The entrance to the in-patients sections of the Institute of Mental Health (IMH) at Kilpauk is rather forbidding, being flanked by two rather high walls and guarded by a gate with spikes sticking out on the top. In contrast, the out-patient services wing seems to almost invite you inside. The gates are wide open, the walls are just about waist-high and there are no security guards or "Visiting Hours" boards up there.
The out-patient block is relatively new, having come up in 1971. But the IMH itself is over 200 years old, by the official reckoning. IMH's website traces its beginning to an asylum that was caring for 20 patients sometime in 1794. Situated in Purasawakkam, it was under the charge of the East India Company and the asylum was placed under the charge of Valentine Connolly, the company surgeon. As with many other such 'charges' handed over to officers of the East India Company, this was another way to make money. Connolly, when the time came for him to move to England, sold the practice, buildings and all (even though they were not his, but merely leased for 20 years) to Maurice Fitzgerald. Dr. Fitzgerald, in his turn, made money by selling the asylum to Dr. J. Dalton. Dr. Dalton went about enhancing the value of his purchase. He rebuilt some of the premises and expanded them to accommodate over 50 patients. But he probably got too greedy, for when he was looking to flog the place - which, by then, had come to be known as "Dalton's Mad Hospital" - the government medical board took it over. But it continued to be run more as private enterprise than as a state service, until 1860s.
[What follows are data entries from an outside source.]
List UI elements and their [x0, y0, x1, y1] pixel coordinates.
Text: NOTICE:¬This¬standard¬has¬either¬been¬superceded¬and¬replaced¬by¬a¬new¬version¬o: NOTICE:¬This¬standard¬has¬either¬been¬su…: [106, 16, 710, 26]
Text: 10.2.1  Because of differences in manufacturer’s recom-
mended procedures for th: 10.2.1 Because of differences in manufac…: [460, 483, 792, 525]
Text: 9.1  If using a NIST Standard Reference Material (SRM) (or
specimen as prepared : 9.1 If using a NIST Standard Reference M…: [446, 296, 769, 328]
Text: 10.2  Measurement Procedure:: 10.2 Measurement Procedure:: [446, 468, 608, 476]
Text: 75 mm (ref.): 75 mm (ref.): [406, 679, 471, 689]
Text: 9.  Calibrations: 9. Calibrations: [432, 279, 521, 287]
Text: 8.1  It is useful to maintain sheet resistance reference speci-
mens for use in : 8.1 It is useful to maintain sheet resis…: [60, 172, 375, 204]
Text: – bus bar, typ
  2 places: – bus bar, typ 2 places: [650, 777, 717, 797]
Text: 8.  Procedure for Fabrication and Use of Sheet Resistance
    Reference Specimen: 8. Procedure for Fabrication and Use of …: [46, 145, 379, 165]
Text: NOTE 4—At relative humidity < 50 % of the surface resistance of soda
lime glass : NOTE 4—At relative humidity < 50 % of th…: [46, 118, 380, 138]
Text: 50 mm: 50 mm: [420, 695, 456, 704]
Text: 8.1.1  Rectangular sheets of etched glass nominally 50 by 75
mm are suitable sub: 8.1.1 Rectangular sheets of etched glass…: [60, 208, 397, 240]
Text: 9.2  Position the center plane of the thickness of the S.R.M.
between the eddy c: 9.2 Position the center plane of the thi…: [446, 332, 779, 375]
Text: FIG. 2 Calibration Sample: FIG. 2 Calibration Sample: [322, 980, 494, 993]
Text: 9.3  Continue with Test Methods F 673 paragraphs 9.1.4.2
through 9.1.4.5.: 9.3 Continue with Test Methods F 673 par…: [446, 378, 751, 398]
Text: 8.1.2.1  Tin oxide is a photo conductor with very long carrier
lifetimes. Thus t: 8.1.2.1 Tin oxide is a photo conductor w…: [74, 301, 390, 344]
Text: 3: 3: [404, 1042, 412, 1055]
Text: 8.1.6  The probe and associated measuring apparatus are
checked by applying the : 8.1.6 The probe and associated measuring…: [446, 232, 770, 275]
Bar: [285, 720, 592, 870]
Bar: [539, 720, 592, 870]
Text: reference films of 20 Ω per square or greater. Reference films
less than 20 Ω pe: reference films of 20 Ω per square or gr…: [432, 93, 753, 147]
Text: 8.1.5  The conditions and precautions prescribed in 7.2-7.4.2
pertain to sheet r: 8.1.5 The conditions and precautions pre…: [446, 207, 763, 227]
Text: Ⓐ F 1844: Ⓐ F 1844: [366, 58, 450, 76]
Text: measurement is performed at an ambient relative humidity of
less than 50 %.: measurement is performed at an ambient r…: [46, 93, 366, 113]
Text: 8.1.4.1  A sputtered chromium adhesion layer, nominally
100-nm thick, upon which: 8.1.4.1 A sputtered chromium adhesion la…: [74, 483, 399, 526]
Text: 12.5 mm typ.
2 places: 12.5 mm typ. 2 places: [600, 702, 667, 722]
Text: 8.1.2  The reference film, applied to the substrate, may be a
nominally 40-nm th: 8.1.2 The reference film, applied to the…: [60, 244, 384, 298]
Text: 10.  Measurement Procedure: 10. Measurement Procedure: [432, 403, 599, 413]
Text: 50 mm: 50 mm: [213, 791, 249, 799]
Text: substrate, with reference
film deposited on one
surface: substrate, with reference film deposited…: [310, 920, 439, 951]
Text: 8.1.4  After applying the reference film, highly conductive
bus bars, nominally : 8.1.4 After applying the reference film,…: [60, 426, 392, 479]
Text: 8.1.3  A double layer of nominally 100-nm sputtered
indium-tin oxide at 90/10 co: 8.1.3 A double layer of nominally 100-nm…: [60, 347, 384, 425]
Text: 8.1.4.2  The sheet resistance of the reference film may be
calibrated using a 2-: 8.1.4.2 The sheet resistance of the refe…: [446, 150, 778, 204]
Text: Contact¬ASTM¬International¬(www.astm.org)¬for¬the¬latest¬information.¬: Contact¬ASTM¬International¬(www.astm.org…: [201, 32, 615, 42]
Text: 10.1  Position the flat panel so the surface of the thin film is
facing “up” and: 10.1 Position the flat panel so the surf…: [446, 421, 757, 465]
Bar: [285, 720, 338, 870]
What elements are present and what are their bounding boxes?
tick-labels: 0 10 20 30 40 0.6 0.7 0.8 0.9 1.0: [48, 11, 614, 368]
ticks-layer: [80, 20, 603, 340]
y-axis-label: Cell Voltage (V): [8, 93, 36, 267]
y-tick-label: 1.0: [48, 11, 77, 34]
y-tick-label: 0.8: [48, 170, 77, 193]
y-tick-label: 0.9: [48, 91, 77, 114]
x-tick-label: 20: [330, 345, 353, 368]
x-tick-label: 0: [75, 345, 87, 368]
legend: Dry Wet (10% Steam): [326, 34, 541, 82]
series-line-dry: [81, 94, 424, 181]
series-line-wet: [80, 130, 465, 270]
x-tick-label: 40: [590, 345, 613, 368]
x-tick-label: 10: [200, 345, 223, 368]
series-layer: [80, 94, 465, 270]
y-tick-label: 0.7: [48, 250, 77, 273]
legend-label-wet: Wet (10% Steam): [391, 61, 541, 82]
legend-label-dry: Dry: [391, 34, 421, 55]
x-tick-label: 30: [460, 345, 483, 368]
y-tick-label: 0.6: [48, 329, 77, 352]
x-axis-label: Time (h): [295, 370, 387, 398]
In 1867, the Madras Presidency sanctioned construction of the Madras Lunatic Asylum. The site identified was Locock's Garden, in what is Kilpauk today. Construction took four years and on May 15, 1871, the Madras Lunatic Asylum started functioning in its new premises, with 145 patients. Since then, it has grown - and assumed various names, in keeping with the sensibilities of the periods - to its current position as a medical institute of significance. Attached to the Madras Medical College, the IMH offers Post-Graduate courses in Psychiatry, and cares for about 1800 patients, making it the second largest such facility in the country. There was a time, in the 1980s, when "Kilpauk case" referred to the target's feeble mind; I haven't heard the phrase for a long while!